The above coin, front and back view, is a 1945 Liberty dime. When the coin was first issued, people saw the wings on the head and thought it was a representation of Mercury, the messenger of the gods. Thus the people of the time started calling it a Mercury dime. The coin was designed by Adolph Weinman.



The above coin, front and back view, is a 1948 Roosevelt dime. When President Roosevelt died in 1945, the public wanted his likeness to be placed on a coin. The penny, nickle, and quarter were dismissed because they already carried the likeness of presidents on them. No dollars were being struck that year. This left the dime and half dollar, both having images of Liberty on them. The dime was chosen, because it was more widely circulated. The designer of the coin was John Sinnock.




The above coin, front and back view, is a 1935 Indian Head five cent coin, but it was commonly called a Buffalo nickel. It carries the true likeness of a Native American. The coin was designed by James E. Fraser.



The above coin is a 1939 Jefferson 5 cent, front and back view. Jefferson was the third president to be placed on a coin. When it was decided that Jeffersons' image was to be used in 1938, a public competition was was used to select the best design and the winner also recieved a $1000.00 award. There were 390 entries, the winner was Felix Schlag. Jeffersons' home, Monticello is shown on the back.
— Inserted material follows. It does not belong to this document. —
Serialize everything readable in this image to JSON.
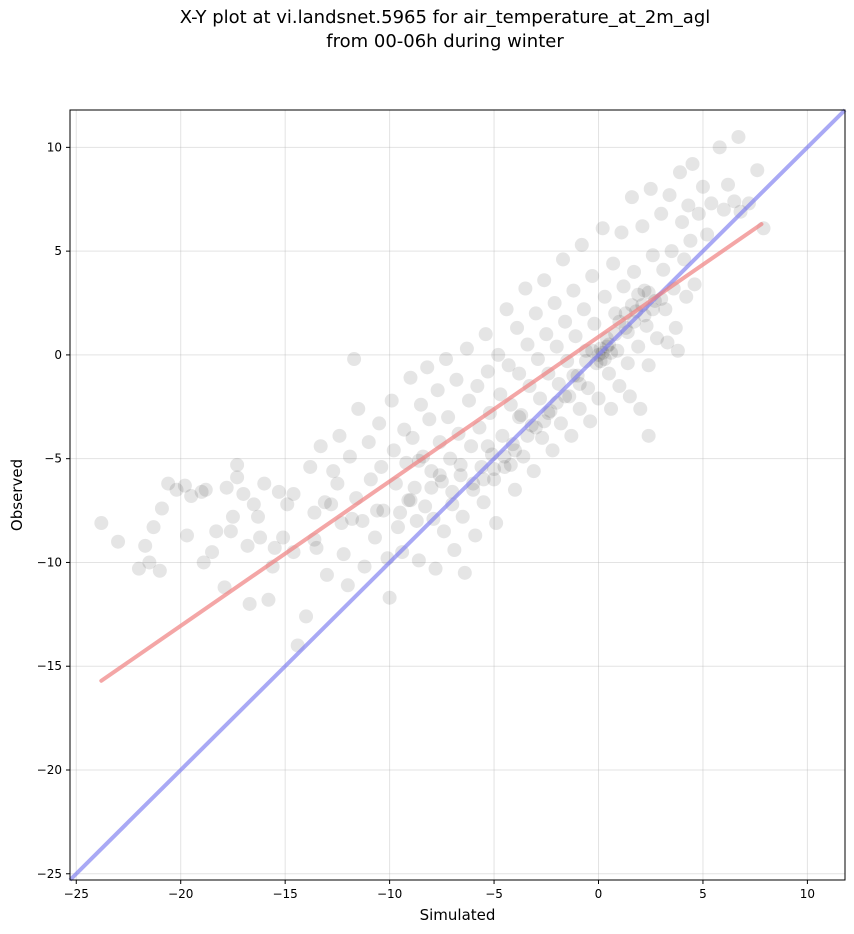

Footnote.....Dimes, quarter dollars, half dollars, and dollars that are dated 1964 or earlier are composed of 90% silver and 10% copper. This makes them a little bit more valuable, usually four times there face value. Some coins however, were minted in lesser quantities certain years. This gives them a value ten times there face value. Lets not forget coin grading, the better condition a coin is in when you find one, may increases its value.

Footnote 2.....Jefferson 5 cent coins dated 1942 to 1945 contain a small amount of silver in them. This was during World War 2, because the nickel was needed for military production, this caused a shortage for coin production, 35% silver was added to continue coin production. The mint mark is above the building on the back of the coin. This is how you can tell it is a wartime silver nickel.

Footnote 3....Our coins haven't changed much in design in the last 50 to 75 years, excluding the 50 States Quarter Dollar Program. Before that time our coins were freqently redesigned, giving us a wide variety of art. That's what makes finding an old coin fun. You get to experience art and a part of history.

Footnote 4....Over the years, our coins have developed nicknames. The 1 cent is called a penny, this is a carry over from the British/Colonial days when British money was still used. The 5 cent, we call it a nickel, which is what part of the coin is made of. The quarter dollar, I've heard it called two bits. It is a carry over from British/Colonial times when they used the Spanish reale, which would have been cut literally into 8 pieces called bits, or pieces of eight as it was sometimes called, to make change. "Two bits" make a quarter.